Netanyahu won elections last week while standing charges on corruption and political dysfunction.
The elections, which kicked off on Tuesday, are the fifth attempt by Israel in only four years to end a paralyzing political stalemate in Tel Aviv, amid deep political divisions among the regime’s political parties.
Under Netanyahu’s government in 2020, the Israeli regime normalized ties with the United Arab Emirates and Bahrain.
Bahrain’s main opposition group al-Wefaq and the kingdom’s top cleric Sheikh Isa Qassim have repeatedly condemned the normalization move made by the al-Khalifa dynasty.
Netanyahu signed agreements with Emirati Foreign Minister Sheikh Abdullah bin Zayed Al Nahyan and Bahrain’s Foreign Minister Abdullatif Al Zayani during an official ceremony hosted by former US president Donald Trump at the White House in September 2020.
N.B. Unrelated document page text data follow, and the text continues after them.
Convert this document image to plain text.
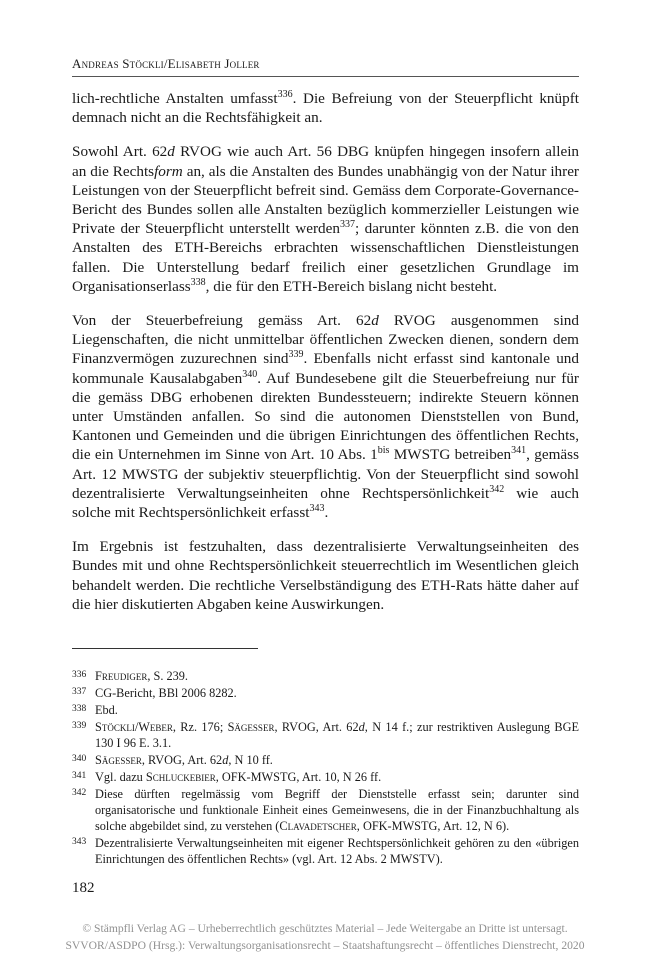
Andreas Stöckli/Elisabeth Joller

lich-rechtliche Anstalten umfasst$^{336}$. Die Befreiung von der Steuerpflicht knüpft demnach nicht an die Rechtsfähigkeit an.

Sowohl Art. 62d RVOG wie auch Art. 56 DBG knüpfen hingegen insofern allein an die Rechtsform an, als die Anstalten des Bundes unabhängig von der Natur ihrer Leistungen von der Steuerpflicht befreit sind. Gemäss dem Corporate-Governance-Bericht des Bundes sollen alle Anstalten bezüglich kommerzieller Leistungen wie Private der Steuerpflicht unterstellt werden$^{337}$; darunter könnten z.B. die von den Anstalten des ETH-Bereichs erbrachten wissenschaftlichen Dienstleistungen fallen. Die Unterstellung bedarf freilich einer gesetzlichen Grundlage im Organisationserlass$^{338}$, die für den ETH-Bereich bislang nicht besteht.

Von der Steuerbefreiung gemäss Art. 62d RVOG ausgenommen sind Liegenschaften, die nicht unmittelbar öffentlichen Zwecken dienen, sondern dem Finanzvermögen zuzurechnen sind$^{339}$. Ebenfalls nicht erfasst sind kantonale und kommunale Kausalabgaben$^{340}$. Auf Bundesebene gilt die Steuerbefreiung nur für die gemäss DBG erhobenen direkten Bundessteuern; indirekte Steuern können unter Umständen anfallen. So sind die autonomen Dienststellen von Bund, Kantonen und Gemeinden und die übrigen Einrichtungen des öffentlichen Rechts, die ein Unternehmen im Sinne von Art. 10 Abs. $1^{bis}$ MWSTG betreiben$^{341}$, gemäss Art. 12 MWSTG der subjektiv steuerpflichtig. Von der Steuerpflicht sind sowohl dezentralisierte Verwaltungseinheiten ohne Rechtspersönlichkeit$^{342}$ wie auch solche mit Rechtspersönlichkeit erfasst$^{343}$.

Im Ergebnis ist festzuhalten, dass dezentralisierte Verwaltungseinheiten des Bundes mit und ohne Rechtspersönlichkeit steuerrechtlich im Wesentlichen gleich behandelt werden. Die rechtliche Verselbständigung des ETH-Rats hätte daher auf die hier diskutierten Abgaben keine Auswirkungen.

336 Freudiger, S. 239.
337 CG-Bericht, BBl 2006 8282.
338 Ebd.
339 Stöckli/Weber, Rz. 176; Sägesser, RVOG, Art. 62d, N 14 f.; zur restriktiven Auslegung BGE 130 I 96 E. 3.1.
340 Sägesser, RVOG, Art. 62d, N 10 ff.
341 Vgl. dazu Schluckebier, OFK-MWSTG, Art. 10, N 26 ff.
342 Diese dürften regelmässig vom Begriff der Dienststelle erfasst sein; darunter sind organisatorische und funktionale Einheit eines Gemeinwesens, die in der Finanzbuchhaltung als solche abgebildet sind, zu verstehen (Clavadetscher, OFK-MWSTG, Art. 12, N 6).
343 Dezentralisierte Verwaltungseinheiten mit eigener Rechtspersönlichkeit gehören zu den «übrigen Einrichtungen des öffentlichen Rechts» (vgl. Art. 12 Abs. 2 MWSTV).
182
© Stämpfli Verlag AG – Urheberrechtlich geschütztes Material – Jede Weitergabe an Dritte ist untersagt.
SVVOR/ASDPO (Hrsg.): Verwaltungsorganisationsrecht – Staatshaftungsrecht – öffentliches Dienstrecht, 2020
Sudan and Morocco followed suit later in the year and inked similar US-brokered normalization deals with the occupying regime.
Spearheaded by the UAE, the move has sparked widespread condemnations from the Palestinians as well as nations and human rights advocates across the globe, especially within the Muslim world.
Palestinians slammed the deals as a treacherous “stab in the back” and a betrayal of their cause against the decades-long Israeli occupation of Palestinian territories. Palestinians are seeking an independent state in the occupied West Bank and the Gaza Strip with East al-Quds as its capital.